Unidentified Analyst

Analyst

Many of my questions have been answered, but I thought I would ask a little bit more, could you expand a little bit about the size of the opportunity and the timing as you pursue a license agreement for the veterinarian market.

Cameron Reynolds

Analyst

Dr. Terrell, US CMO and CEO has done a lot of work on this. The veterinary market is a multi-billion dollar market. We didn’t spend a lot keeping, obviously very good reasons and I think it’s very safe to say that diagnostic market and animal market in animals is even more than humans. So I think a lot of is given to animals because we don’t have adequate diagnosis, but it is a easier process to get to revenue. It’s regulated by the USDA, not the FDA obviously. So obviously we’ve got to be careful to make products, because animals are important as well, but it is a different process and one which is a lot quicker to get to revenue. But it’s not one which we’re expert at and we don’t want to. So we’ve been in discussions with a few different groups, we’ll have just news on that later this year as well where also it’s not worthy to note I guess, but it looks like the animals have very similar nucleosomes, a lot of animals, the bigger ones particularly seem like those have very similar nucleosome patents to humans. So it’s not that much extra development work.
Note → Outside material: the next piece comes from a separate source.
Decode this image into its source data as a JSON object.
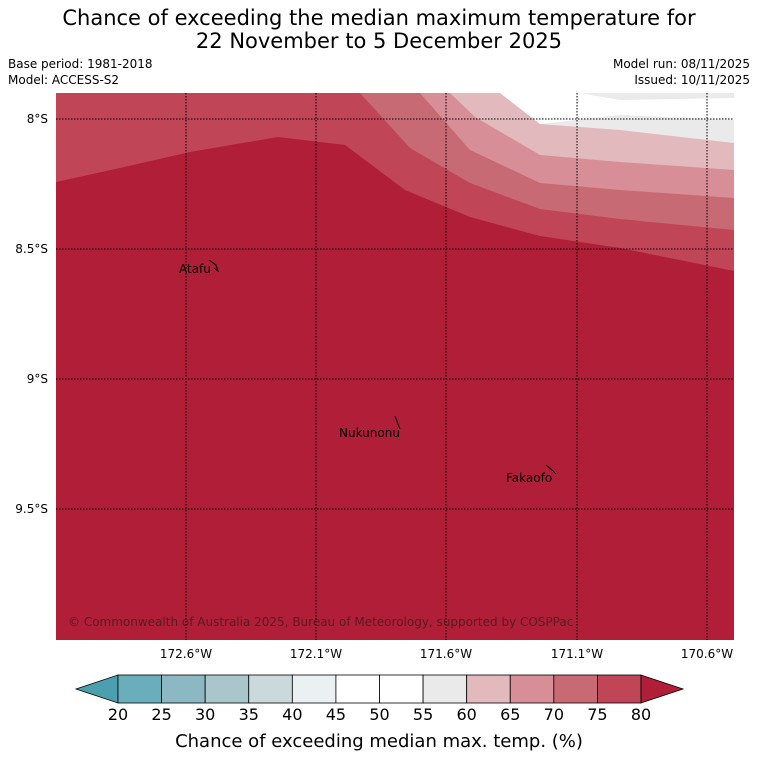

The assays which again the research quality ones, we have now, we aim to have an agreement with some veterinary groups or people who are experts in different animals to test our assays in animals. Now, we don’t know, but as we can detect nucleosomes in the circulation of those animals, we’ve done, the dogs. So, the next step is to set up a clinical trial to see the sensitivity and specificity in those animals and we’re very hopeful. I think it’s something we could really hope with a lot of animals and it’s a multi billion dollar business where…

Operator

Operator

Ladies and gentlemen, we have come to the end of our time allowed for questions. I will turn the floor back to Mr. Reynolds for any closing comments.

Cameron Reynolds

Analyst

Thanks again everyone for taking the time in this call. Yet another exciting and building quarter. I think next quarter is going to be exciting and the second half of the year as we announced these big trails. First, revenues come through from our Nucleosomics platform and as we develop all the other uses, which we've been discussing in these calls. Thank you all for your involvement and I really look forward to keeping you up to date in the coming months. Thanks for your time.

Operator

Operator

Thank you. This concludes today’s teleconference. You may disconnect your lines at this time. Thank you for your participation.